En l’état, la rédaction du texte laisse entendre l’existence d’un accord équilibré et partagé, alors même que ce document ne fait pas consensus parmi les forces politiques locales, en particulier au sein du camp indépendantiste.
Cette absence de consensus est un élément déterminant du contexte politique dans lequel s’inscrit le présent projet de loi constitutionnelle. Ne pas la mentionner revient à présenter de manière incomplète, voire biaisée, la réalité du processus en cours.
Dans un territoire marqué par une histoire coloniale et par des équilibres politiques fragiles, la reconnaissance des désaccords est une condition essentielle de la sincérité du débat démocratique.
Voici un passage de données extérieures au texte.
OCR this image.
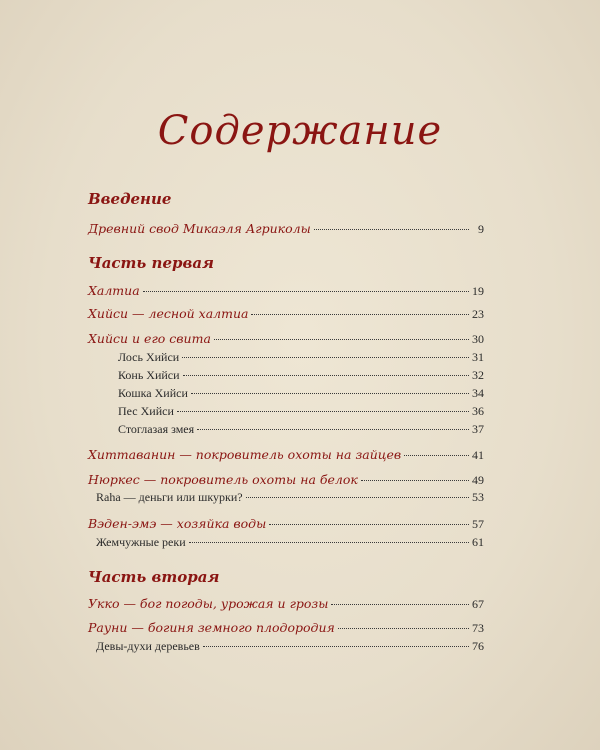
Содержание
Введение
Древний свод Микаэля Агриколы	9
Часть первая
Халтиа	19
Хийси — лесной халтиа	23
Хийси и его свита	30
Лось Хийси	31
Конь Хийси	32
Кошка Хийси	34
Пес Хийси	36
Стоглазая змея	37
Хиттаванин — покровитель охоты на зайцев	41
Нюркес — покровитель охоты на белок	49
Raha — деньги или шкурки?	53
Вэден-эмэ — хозяйка воды	57
Жемчужные реки	61
Часть вторая
Укко — бог погоды, урожая и грозы	67
Рауни — богиня земного плодородия	73
Девы-духи деревьев	76
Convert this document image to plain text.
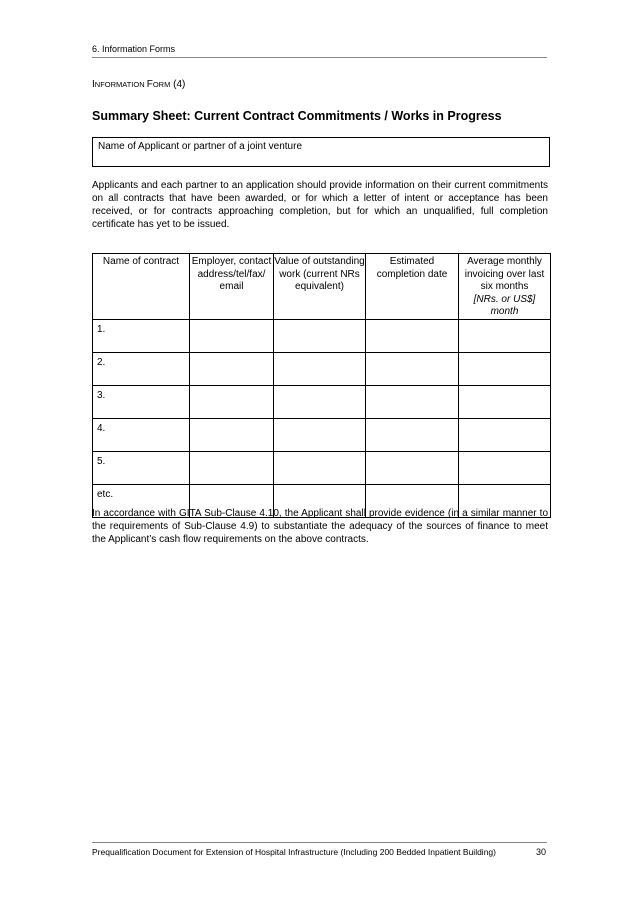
6. Information Forms
INFORMATION FORM (4)
Summary Sheet: Current Contract Commitments / Works in Progress
Name of Applicant or partner of a joint venture

Applicants and each partner to an application should provide information on their current commitments on all contracts that have been awarded, or for which a letter of intent or acceptance has been received, or for contracts approaching completion, but for which an unqualified, full completion certificate has yet to be issued.

Name of contract	Employer, contact address/tel/fax/ email	Value of outstanding work (current NRs equivalent)	Estimated completion date	Average monthly invoicing over last six months
[NRs. or US$] month

1.				
2.				
3.				
4.				
5.				
etc.				

In accordance with GITA Sub-Clause 4.10, the Applicant shall provide evidence (in a similar manner to the requirements of Sub-Clause 4.9) to substantiate the adequacy of the sources of finance to meet the Applicant’s cash flow requirements on the above contracts.

Prequalification Document for Extension of Hospital Infrastructure (Including 200 Bedded Inpatient Building)	30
Qualifier un texte d’« accord » sans rappeler qu’il est contesté par une partie significative des acteurs politiques contribue à fragiliser sa légitimité et à alimenter la défiance.
Le présent amendement vise ainsi à rétablir une présentation fidèle et transparente de la situation, en mentionnant explicitement l’absence d’adhésion d’une composante majeure du débat politique calédonien.